Just as Mark feels unnatural giving emotion out to me, it is as hard for me to get my emotions and all I need met from Jesus Christ alone. I have to admit this is a scary concept for me. It feels that if I let go of my relationship with Mark, I will in the end be more lonely than ever. But, I also know and have the assurance that my relationship with Christ needs to be the place I go first, for everything! My emotions need to get to the place where they are solely dependent on Christ. Placing them anywhere else is simply asking for heartache. I know there is more freedom coming and I know it lies in Jesus Christ. I am in a place where my head knowledge needs my heart knowledge to catch up so that I can come to full understanding. A place where heart passion meets with the truth of what Jesus tells me in his word.
I’m on a journey to discover all I need from the great I Am, the only place for true healing. Tears will come as I die to myself and die to the idea of getting what I need emotionally from humans. Letting go of what I love and want so dearly, to receive that which will give me freedom abundantly. I’m ready, even if it means shedding buckets of tears. I bring to Jesus my willing heart, I bring to Jesus the go ahead to start another digging, another Holy firing process to remove more impurities and to bring me closer to looking like my Abba Father. I’m ready Jesus, start up drilling and turn on the furnace!
When the firing is done and the digging of the roots have been found, I will be able to love those around me more freely. I will be able to pin point my gifts and my talents. I will be able to say no without guilt because I will recognize that what someone is asking me to do is not where my gifts and talents can be used the most. I can say yes with gladness knowing that I am using my gifts and talents effectively. I will be able to pour out because getting my love tank, my cup filled is not dependent on what I am able to soak up emotionally from others that week. Nor do I have to try and soak up emotional strength to get through my day, my week, or my life.
I’m going deeper and I’m ready!
Thank you. This is the journey we all must be on. Jesus must smile with joy at this desire for His heart. All the stuff of life we suffer… it all leads to what you just wrote. When I read the old saints from hundreds of years ago, they sound like you, and you sound like them. This is an old journey, centuries old, and you are making it fresh for us all. I’m so grateful for your writing.
It’s so painful, because everything in my flesh is fighting to hold on to the things of this world. My flesh is terrified of what letting go looks like, but I know to find true freedom I must press on and be willing to give it all as a gift to my Abba. But, oh it’s hard. I must press on!

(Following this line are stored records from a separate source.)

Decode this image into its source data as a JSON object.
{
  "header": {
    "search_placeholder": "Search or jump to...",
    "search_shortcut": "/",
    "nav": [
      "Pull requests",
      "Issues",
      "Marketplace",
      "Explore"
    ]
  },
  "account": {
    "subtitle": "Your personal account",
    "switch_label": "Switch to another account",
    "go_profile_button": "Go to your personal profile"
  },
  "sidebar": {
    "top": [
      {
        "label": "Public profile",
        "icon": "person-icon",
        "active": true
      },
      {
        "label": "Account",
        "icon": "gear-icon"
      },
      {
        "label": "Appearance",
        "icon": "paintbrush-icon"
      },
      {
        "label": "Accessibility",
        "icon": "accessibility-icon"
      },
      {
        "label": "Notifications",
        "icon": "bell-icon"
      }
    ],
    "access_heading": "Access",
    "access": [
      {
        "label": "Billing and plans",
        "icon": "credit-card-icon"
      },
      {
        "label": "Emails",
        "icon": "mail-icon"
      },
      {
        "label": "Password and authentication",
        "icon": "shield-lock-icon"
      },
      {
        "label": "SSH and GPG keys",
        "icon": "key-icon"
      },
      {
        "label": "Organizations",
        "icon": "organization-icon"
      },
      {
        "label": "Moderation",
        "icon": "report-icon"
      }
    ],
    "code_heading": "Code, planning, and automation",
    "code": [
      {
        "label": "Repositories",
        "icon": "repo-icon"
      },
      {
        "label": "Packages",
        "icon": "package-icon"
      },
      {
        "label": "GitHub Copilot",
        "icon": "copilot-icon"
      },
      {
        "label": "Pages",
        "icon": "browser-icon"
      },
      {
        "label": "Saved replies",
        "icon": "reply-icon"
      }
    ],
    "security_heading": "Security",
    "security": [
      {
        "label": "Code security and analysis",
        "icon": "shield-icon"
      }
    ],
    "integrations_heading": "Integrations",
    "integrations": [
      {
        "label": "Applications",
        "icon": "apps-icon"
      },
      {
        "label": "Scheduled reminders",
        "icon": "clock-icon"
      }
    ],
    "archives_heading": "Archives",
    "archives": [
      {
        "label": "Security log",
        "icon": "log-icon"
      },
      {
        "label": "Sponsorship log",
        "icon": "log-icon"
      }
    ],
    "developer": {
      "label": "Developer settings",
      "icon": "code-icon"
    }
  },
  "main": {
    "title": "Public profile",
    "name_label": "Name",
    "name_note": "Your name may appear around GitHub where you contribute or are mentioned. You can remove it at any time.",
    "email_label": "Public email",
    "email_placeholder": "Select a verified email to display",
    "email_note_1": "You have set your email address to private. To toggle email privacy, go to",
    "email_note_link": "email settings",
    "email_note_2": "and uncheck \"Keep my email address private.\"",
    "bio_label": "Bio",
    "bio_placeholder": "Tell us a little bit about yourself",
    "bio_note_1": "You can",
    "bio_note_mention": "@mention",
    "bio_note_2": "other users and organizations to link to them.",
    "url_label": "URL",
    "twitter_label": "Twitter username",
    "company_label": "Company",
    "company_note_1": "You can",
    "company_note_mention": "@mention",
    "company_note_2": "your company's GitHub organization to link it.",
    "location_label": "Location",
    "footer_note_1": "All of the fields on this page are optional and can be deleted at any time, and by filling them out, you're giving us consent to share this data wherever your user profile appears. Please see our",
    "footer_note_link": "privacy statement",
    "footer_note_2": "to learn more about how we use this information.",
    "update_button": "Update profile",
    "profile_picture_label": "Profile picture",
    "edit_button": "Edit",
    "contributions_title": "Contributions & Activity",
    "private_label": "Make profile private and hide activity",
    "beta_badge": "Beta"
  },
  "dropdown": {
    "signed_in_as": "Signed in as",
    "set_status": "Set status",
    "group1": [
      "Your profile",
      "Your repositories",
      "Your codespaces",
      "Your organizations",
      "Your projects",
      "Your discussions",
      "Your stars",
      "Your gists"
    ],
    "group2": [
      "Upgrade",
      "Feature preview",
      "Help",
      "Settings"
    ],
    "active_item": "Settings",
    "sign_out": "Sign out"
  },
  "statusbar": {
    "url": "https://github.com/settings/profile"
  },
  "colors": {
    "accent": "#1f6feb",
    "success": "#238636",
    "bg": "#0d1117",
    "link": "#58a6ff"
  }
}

Hmmmm…. I’ve never “worked” on my marriage a day in my life. What’s this concept you speak of?
I will say, if my wife pointed out my faults online – or if I pointed out hers, we’d be “working” on a divorce.
But, that’s just us.
Lol, it’s not for everyone. When I began blogging it was as a journal and I didn’t think anyone was reading it. Well we both know nothing is private on the world wide web. When friends and family started telling me they were reading my stuff and being encouraged I wasn’t sure what to do. I talked it over with Mark and we decided we wanted to be as honest as we were before we realized anyone was reading it. When we are about to post something “sensitive” I always run it by him first. I would never want to post anything like that without him knowing it. I value him as a person and as my husband. Thanks for commenting Pat!